#  topic 11 c
#
     # first load the papfelton() function
     #
     #  this will actually loaded both papfelton() and 
     #  qapfelton()
source("../apfelton.R")
     #  Now solve the problems
papfelton( 3 )          # solves P(X<3)
1 - papfelton( 3.4 )    # solves P(X>3.4)
     # or, using the alternative approach
papfelton( 3.4, lower.tail=FALSE)  # also solves P(X>3.4)
papfelton( 1.63 ) - papfelton( -1.45 ) #solves P(-1.45<X<1.63)
papfelton(0.54) + (1-papfelton(2.04))  #solves P(X<0.54 or X>2.04)

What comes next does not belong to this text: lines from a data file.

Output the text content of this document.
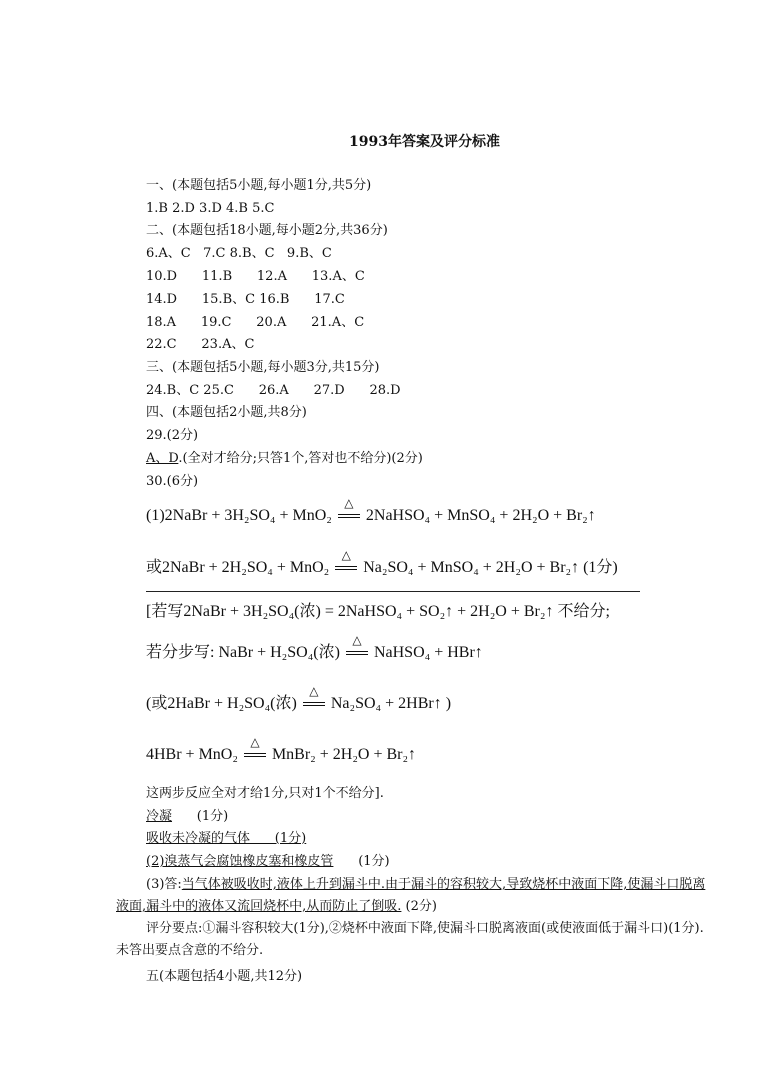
1993年答案及评分标准
一、(本题包括5小题,每小题1分,共5分)
1.B 2.D 3.D 4.B 5.C
二、(本题包括18小题,每小题2分,共36分)
6.A、C   7.C 8.B、C   9.B、C
10.D      11.B      12.A      13.A、C
14.D      15.B、C 16.B      17.C
18.A      19.C      20.A      21.A、C
22.C      23.A、C
三、(本题包括5小题,每小题3分,共15分)
24.B、C 25.C      26.A      27.D      28.D
四、(本题包括2小题,共8分)
29.(2分)
A、D.(全对才给分;只答1个,答对也不给分)(2分)
30.(6分)
(1)2NaBr + 3H₂SO₄ + MnO₂
△
2NaHSO₄ + MnSO₄ + 2H₂O + Br₂↑
或2NaBr + 2H₂SO₄ + MnO₂
△
Na₂SO₄ + MnSO₄ + 2H₂O + Br₂↑ (1分)
[若写2NaBr + 3H₂SO₄(浓) = 2NaHSO₄ + SO₂↑ + 2H₂O + Br₂↑ 不给分;
若分步写: NaBr + H₂SO₄(浓)
△
NaHSO₄ + HBr↑
(或2HaBr + H₂SO₄(浓)
△
Na₂SO₄ + 2HBr↑ )
4HBr + MnO₂
△
MnBr₂ + 2H₂O + Br₂↑
这两步反应全对才给1分,只对1个不给分].
冷凝      (1分)
吸收未冷凝的气体      (1分)
(2)溴蒸气会腐蚀橡皮塞和橡皮管      (1分)
(3)答:当气体被吸收时,液体上升到漏斗中.由于漏斗的容积较大,导致烧杯中液面下降,使漏斗口脱离液面,漏斗中的液体又流回烧杯中,从而防止了倒吸. (2分)
评分要点:①漏斗容积较大(1分),②烧杯中液面下降,使漏斗口脱离液面(或使液面低于漏斗口)(1分).未答出要点含意的不给分.
五(本题包括4小题,共12分)
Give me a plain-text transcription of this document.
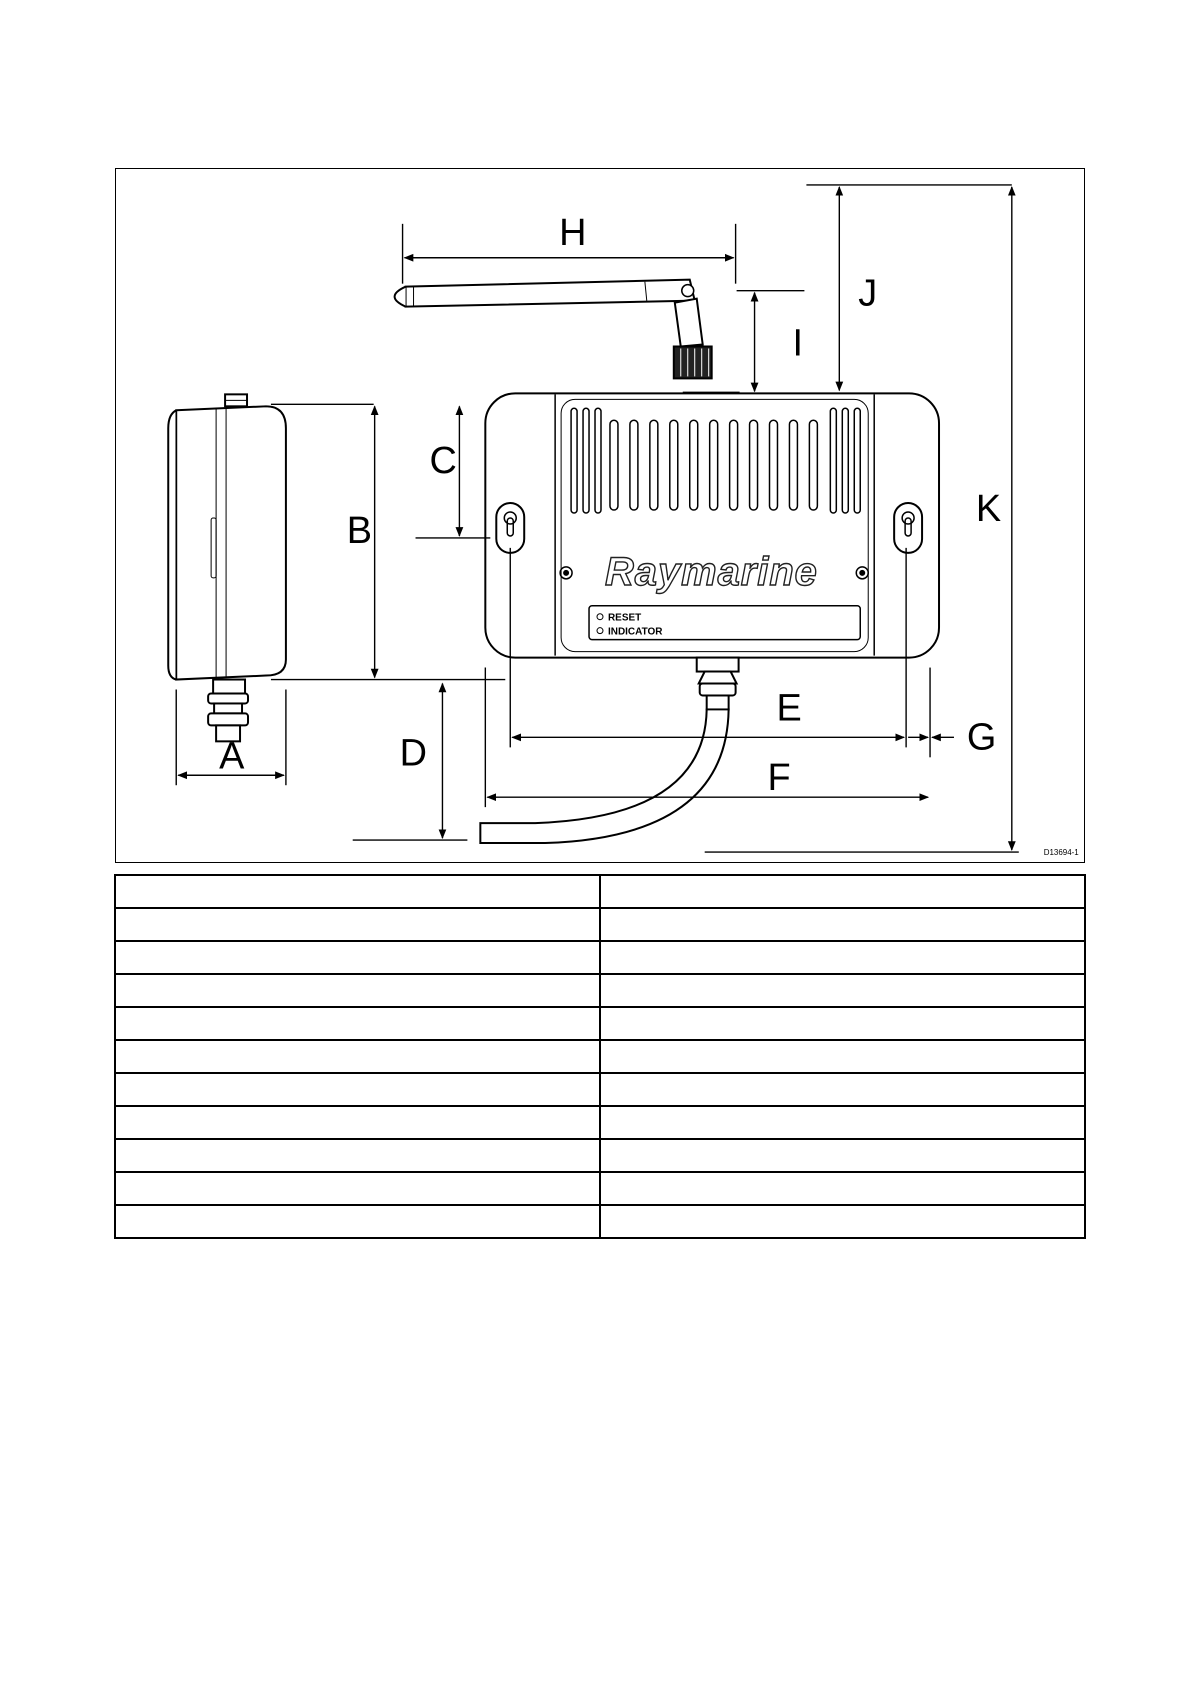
A
B
C
D
E
F
G
H
I
J
K
Raymarine
RESET
INDICATOR
D13694-1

     # or, using the alternative approach
papfelton(0.54)+papfelton(2.04,lower.tail=FALSE)
     #
     # now solve the "backwards" problem if finding a 
     # value, y, such that P(X<=y)=0.35.  We use
     # qapfleton() to do this.
qapfelton( 0.35 )
     # find y such that P(X>=y) = 0.17.
     # We could do this as
qapfelton( 1-0.17 )
     # or we could use the lower.tail=FALSE parameter
qapfelton( 0.17, lower.tail=FALSE)
     #
     #  start using pblumenkopf()
source("../blumenkopf.R")
     # find P( X < -2.4 )
pblumenkopf( -2.4 )
     # find P( X > 2.4 )
1 - pblumenkopf( 2.4 )   # the old, short way
pblumenkopf( 2.4, lower.tail=FALSE) # the way that is more clear
     # find P(-1.335 < X < 0.827 )
pblumenkopf( 0.827 ) - pblumenkopf( -1.335 )
     # find P( X <1.2 or X > 2.13 )
pblumenkopf( 1.2 ) + (1 - pblumenkopf(2.13) )    #old
pblumenkopf( 1.2 ) + pblumenkopf(2.13, lower.tail=FALSE)  #new
     # Find y such that P(X < y ) = 0.513
qblumenkopf( 0.513 )
     # Find y such that P( X > y ) = 0.823
qblumenkopf( 1 - 0.823 )  # old way
qblumenkopf( 0.823, lower.tail=FALSE )   # better way
     # Find y such that P( X < -y  or X > y ) = 0.123
qblumenkopf( 0.123/2, lower.tail=FALSE)
     # Find y such that P( -y < X < y ) = 0.950
qblumenkopf( (1-0.950)/2, lower.tail=FALSE)